NMCI may be homeland model
Expert says agencies will turn toward enterprise infrastructures that improve security and interoperability
Department of Homeland Security
The Navy's massive effort to outsource its shore-based network infrastructure is a concept that many agencies will use as a model, a former Navy captain said, and the proposed Homeland Security Department could be an early organization to step up to the plate.
The new department will face the yeoman task of bringing together agencies as well as creating a way to collect information from other agencies across the government, said John Higbee, a professor of program management at the Defense Acquisition University. Therefore, that organization will require communication links to extended partners.
"I think it will be the single biggest information technology initiatives that have come out of the federal government ever," Higbee said June 18 at the Fortune One Business conference in Falls Church, Va. Federal Computer Week is a co-sponsor of the conference.
"We need to come up with a way [to] sift through the haystack and find the needles," Higbee said.
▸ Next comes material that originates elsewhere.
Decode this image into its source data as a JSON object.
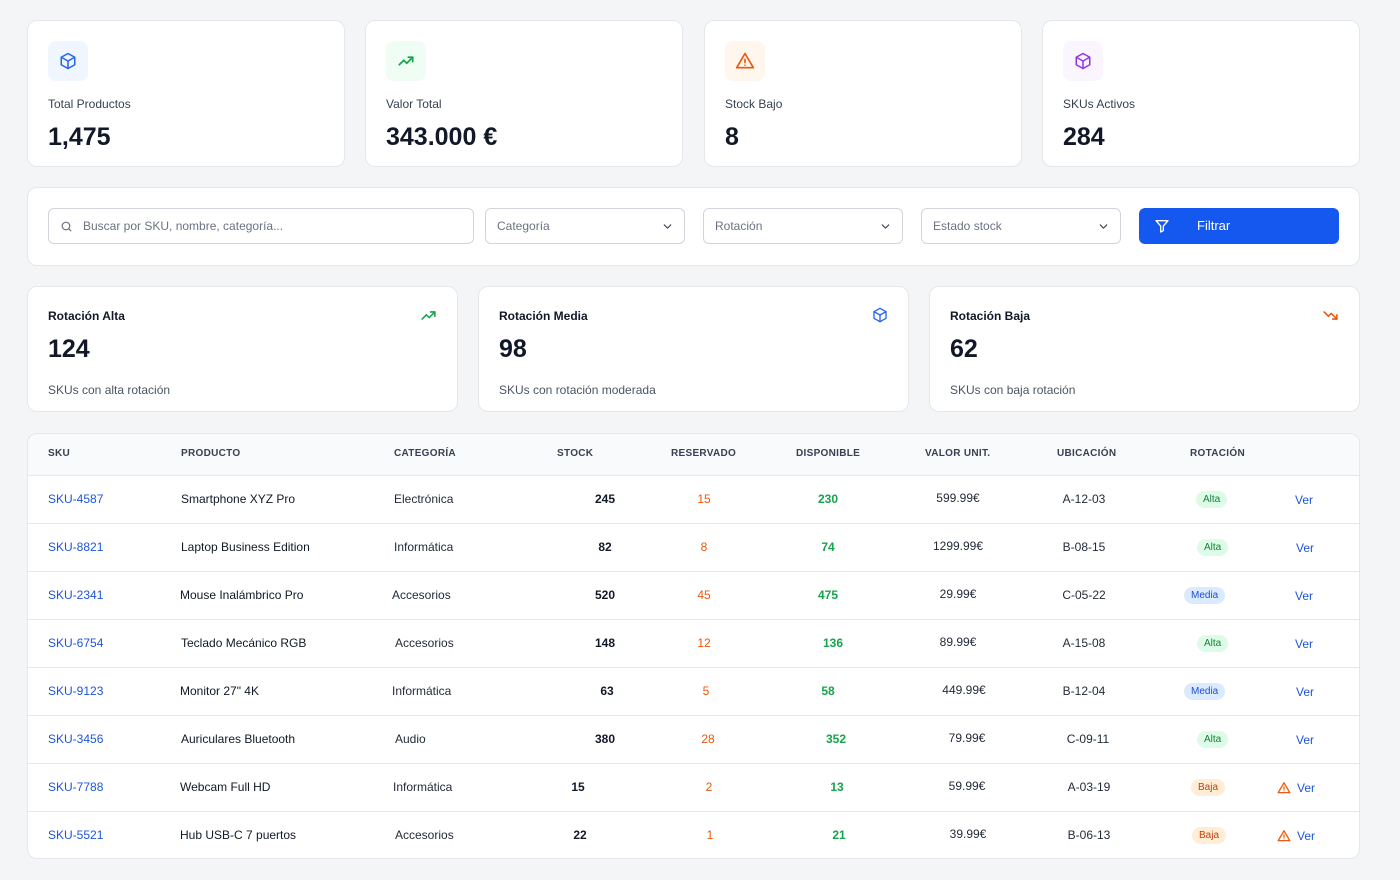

Many agencies will increasingly turn toward enterprise infrastructures that improve security and interoperability, he said. Higbee, during his tenure as deputy to the deputy assistant secretary of the Navy, was a key player who spearheaded the Navy Marine Corps Intranet, the Navy's $6.9 billion initiative to create a single network for the service's more than 400,000 shore-based seats.
Higbee acknowledged that NMCI will not be the exact model that everybody uses, but the overall concept — creating an enterprise infrastructure — is a strong trend.
"Enterprise provision of services adjusted to the needs of the organization is going to be more in vogue," he said. Those initiatives will not replicate NMCI, he said, but they will incorporate the ideas that drove the Navy toward that project.